In my previous post I described a three pronged approach to software security that is summed up by "Constrain, Reject and Sanitize". In this article, I'll discuss the "Constrain" part in some more detail.
Developers are usually focussed on what their end users are going to want to do with the system, and this generally does not (in most cases at least) involve launching XSS or SQL Injection attacks against the system, in fact generally the target audience for most software know nothing of these things. So when the developer is designing a piece of software, they are looking at it from the perspective of a benign user who just wants the software to work. It goes without saying, however, that the benign user doesn't want their personal details divulged to hackers. So there comes a time when the developer of the system has to consider what a hacker might want to "inject" into their software. There is a general principle that ALL user input should be considered evil until proven otherwise. The first part of this process is to constrain ALL user input.
There are a number of ways that input can be constrained, based on the type of information you are expecting.
1. If the possible field values is a singl or multiple selection from a fairly small well defined set of values, only allow the user to choose from this set of values. This can be done using UI elements such as a list of Radio Buttons, a group of check boxes, a listbox or a drop down list.
2. If you require more freedom than this but the data has a strict pattern that you can check for, then ensure that you validate the entered data the user enters. . This can take a number of forms
a. Data of a particular type (ie Decimal / Integer / Date) should be attempted to be cast to that type as soon as possible and the user notified if the cast fails.
b. Valid ranges and lengths of all data should be enforced. i.e. an age field may be required to be > 18 but < 130, a name field may be 30 characters or smaller etc....
c. regular expressions should be used for things like email addresses, post codes, Tax File Numbers, etc...
This kind of validation is called "white list" validation, because it looks at the problem from the point of view of a set of allowable formats for the input data, anything that does not satisfy this formatt is rejected outright. For example if you have a post code field, no one is going to be able to write any kind of attack that contains only 4 characters, all of which are numeric (0-9), similarly it is not possible to form an attack that looks enough like an email address to validate with a decent email checking regular expression.
The issue is though that some fields don't really lend themselves to this form of valdation. For instance description fields you generally want to be large text fields that can contain virtually any type of character. Even still, I would suggest you attempt to define a set of allowed characters and limit what the user can type into these fields. This article is not specific to web development, however, I do want to say something specific to web development. Some times you want to give your users the ability to enter rich html content. this is all well and good, but of couse it makes constraining the input quite difficult. You have to allow tags which means that you are potentially openning yourself up to Cross Site Scripting attacks. You might say that we can just reject any <script> tags, and we will get on to the rejection phase in my next post, but if you spend a bit of time looking at the XSS Cheat Sheet you'll very quickly realise that there are literally hundreds of ways to phrase an XSS attack. Also as the web is eveloving, and browsers implement the new standards (and new proprietary tags), the list of possible attack vectors grows without bound, so a site that may have been safe in ie5 days may without any extra work be vulnerable if the end user is using firefox 2.0 or IE7. This is a difficult problem, and one solution I have seen in the past is for the rich editor control to use its own format for storing the rich content. So the idea here is to have a format that allows for a supported subset of html. It is stored in the backend in this format and only transformed into html when it is needed to be rendered. This is still white list constraining and it works because the format that the control stores its data in will not have the necessary syntax to support tags that it doesn't know about.

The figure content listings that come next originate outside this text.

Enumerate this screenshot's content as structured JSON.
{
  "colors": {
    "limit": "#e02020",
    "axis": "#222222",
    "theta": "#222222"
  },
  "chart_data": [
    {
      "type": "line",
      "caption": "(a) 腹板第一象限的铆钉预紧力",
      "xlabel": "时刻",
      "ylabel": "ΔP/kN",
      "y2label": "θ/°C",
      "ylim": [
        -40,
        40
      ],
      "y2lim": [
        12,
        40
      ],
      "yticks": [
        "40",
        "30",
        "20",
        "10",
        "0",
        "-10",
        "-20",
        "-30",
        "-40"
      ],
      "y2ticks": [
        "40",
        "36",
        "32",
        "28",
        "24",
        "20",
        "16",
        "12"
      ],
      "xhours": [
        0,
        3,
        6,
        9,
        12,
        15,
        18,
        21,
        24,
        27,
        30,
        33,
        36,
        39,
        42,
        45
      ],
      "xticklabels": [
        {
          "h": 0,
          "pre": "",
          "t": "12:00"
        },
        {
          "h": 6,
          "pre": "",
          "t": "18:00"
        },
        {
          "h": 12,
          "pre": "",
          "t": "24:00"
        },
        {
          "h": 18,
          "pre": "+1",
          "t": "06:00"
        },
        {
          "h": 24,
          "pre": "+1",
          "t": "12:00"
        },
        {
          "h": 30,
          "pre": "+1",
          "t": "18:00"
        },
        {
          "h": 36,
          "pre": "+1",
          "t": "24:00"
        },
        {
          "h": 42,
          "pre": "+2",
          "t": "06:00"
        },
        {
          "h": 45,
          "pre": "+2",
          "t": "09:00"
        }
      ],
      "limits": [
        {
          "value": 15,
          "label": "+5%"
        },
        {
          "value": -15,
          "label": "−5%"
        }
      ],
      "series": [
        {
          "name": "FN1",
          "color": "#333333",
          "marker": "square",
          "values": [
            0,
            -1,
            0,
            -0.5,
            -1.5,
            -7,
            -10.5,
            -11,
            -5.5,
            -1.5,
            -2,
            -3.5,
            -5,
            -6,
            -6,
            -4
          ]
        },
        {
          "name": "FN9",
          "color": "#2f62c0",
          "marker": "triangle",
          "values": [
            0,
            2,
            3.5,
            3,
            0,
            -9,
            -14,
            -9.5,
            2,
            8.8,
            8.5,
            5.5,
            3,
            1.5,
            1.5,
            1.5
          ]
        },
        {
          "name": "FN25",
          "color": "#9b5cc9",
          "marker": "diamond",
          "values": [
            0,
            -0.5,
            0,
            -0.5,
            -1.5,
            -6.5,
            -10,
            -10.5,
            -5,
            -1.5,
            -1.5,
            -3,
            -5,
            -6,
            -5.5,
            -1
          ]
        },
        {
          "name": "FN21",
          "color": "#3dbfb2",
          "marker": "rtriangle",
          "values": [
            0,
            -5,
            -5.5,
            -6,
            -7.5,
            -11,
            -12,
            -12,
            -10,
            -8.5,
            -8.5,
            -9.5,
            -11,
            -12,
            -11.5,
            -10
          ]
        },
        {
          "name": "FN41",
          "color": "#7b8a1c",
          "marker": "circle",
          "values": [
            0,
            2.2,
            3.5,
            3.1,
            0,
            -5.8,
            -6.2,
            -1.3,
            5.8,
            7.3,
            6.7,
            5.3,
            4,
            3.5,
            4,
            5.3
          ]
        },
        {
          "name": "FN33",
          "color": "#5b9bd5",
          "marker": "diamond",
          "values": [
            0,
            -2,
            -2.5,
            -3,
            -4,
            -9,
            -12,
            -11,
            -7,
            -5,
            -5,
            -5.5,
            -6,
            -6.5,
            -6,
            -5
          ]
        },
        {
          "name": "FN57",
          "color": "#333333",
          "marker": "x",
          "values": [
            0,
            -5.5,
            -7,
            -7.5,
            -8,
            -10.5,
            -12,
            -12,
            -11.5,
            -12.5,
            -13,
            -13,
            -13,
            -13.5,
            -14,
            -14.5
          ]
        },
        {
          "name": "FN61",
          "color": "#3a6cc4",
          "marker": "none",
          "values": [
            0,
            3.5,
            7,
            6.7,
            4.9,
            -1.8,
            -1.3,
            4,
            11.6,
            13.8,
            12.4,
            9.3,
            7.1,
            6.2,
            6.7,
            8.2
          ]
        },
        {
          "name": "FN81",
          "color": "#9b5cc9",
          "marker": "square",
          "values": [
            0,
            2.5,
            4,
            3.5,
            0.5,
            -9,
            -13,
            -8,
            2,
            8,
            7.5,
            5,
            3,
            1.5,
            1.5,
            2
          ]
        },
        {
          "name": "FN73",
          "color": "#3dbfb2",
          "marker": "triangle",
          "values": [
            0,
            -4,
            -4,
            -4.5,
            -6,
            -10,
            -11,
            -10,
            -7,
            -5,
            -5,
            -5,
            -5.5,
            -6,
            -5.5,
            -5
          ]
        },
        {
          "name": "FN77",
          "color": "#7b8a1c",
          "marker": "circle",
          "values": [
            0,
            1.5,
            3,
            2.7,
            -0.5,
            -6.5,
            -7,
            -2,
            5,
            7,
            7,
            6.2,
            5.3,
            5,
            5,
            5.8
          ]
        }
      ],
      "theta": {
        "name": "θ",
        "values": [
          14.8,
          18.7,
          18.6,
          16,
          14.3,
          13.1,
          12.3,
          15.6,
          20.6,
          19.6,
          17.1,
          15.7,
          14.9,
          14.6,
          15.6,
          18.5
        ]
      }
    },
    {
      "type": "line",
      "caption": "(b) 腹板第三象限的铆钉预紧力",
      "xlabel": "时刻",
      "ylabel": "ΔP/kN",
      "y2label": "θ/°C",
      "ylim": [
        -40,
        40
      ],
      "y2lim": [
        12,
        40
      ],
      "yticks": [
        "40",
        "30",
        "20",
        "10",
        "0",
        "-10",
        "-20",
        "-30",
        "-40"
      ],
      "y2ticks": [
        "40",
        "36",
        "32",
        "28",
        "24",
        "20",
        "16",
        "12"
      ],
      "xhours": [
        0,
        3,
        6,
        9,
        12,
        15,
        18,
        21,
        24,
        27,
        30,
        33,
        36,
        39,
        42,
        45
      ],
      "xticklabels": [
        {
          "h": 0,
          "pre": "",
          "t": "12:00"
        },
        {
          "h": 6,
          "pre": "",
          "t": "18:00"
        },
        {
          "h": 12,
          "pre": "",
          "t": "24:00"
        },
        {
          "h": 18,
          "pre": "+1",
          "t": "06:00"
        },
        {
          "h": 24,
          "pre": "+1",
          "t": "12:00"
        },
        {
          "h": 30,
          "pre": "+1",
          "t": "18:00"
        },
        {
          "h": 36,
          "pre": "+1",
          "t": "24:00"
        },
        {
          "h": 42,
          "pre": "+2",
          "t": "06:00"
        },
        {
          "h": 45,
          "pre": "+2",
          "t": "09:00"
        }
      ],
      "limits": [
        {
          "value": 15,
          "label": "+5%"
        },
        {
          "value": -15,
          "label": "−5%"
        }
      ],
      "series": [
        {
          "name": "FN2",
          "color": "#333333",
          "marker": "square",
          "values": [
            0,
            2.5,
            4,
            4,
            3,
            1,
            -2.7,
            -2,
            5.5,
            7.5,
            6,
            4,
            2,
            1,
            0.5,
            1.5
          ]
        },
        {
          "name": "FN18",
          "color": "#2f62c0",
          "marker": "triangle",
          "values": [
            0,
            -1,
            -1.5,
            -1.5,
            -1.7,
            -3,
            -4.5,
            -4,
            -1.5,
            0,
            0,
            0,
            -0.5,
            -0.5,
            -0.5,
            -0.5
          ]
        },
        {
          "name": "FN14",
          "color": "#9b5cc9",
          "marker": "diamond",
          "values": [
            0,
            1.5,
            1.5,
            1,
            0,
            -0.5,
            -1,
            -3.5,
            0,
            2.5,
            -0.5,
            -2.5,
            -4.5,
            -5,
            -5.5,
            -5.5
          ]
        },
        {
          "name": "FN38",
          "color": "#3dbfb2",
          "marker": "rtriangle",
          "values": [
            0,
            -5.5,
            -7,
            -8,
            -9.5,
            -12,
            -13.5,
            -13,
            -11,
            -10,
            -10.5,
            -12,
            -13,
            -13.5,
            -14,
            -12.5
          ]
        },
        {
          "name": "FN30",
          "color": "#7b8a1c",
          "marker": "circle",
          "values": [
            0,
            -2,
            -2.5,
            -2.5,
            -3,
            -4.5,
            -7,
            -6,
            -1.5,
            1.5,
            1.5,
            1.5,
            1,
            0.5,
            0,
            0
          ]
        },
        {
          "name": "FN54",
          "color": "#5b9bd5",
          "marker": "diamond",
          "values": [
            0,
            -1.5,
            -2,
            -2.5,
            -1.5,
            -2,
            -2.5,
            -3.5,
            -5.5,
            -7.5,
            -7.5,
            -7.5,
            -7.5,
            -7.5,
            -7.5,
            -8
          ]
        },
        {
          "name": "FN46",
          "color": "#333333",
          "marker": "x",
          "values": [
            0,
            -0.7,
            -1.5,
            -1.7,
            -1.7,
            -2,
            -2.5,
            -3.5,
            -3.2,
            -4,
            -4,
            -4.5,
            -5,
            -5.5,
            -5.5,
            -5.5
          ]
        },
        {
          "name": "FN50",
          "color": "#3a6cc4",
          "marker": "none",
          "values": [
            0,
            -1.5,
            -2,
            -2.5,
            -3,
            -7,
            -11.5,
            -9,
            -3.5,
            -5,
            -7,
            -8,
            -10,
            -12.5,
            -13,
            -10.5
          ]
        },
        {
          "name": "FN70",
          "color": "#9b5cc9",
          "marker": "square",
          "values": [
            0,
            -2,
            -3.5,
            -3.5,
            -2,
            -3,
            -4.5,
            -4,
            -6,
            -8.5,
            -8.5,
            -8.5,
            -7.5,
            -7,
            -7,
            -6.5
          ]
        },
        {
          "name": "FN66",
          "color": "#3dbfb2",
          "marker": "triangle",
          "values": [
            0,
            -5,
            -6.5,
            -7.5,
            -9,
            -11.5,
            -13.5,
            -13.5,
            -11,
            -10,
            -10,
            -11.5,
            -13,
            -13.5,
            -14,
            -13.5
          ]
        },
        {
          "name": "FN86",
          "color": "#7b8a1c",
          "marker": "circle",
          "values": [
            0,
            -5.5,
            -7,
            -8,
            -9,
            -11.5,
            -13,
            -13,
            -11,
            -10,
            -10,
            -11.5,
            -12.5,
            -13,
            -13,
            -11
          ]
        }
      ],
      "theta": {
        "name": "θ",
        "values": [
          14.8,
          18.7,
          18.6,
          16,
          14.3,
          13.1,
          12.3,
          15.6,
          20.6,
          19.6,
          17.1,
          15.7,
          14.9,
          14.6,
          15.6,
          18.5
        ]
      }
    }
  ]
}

The final thing I want to say is to give some idea of where this constraining should be done. The defence in depth paradigm requires that input be checked at every boundary. So the first boundary would be client side ie when the user first enters the data into the UI. Secondly the server side should validate the instant it recieves any data. From this point onwards, the data should be checked at the boundary of every layer until it is finally placed safe and secure into the database. Often if your application is designed well, you should be able to re-use validation logic between layers. This ensures that if the user finds a way to enter data at a lowere level, the data is still constrained.
In summary, Constraint is your first (and in my opinion best) line of defence against potentially malicious users. Next I will discuss the rejection phase.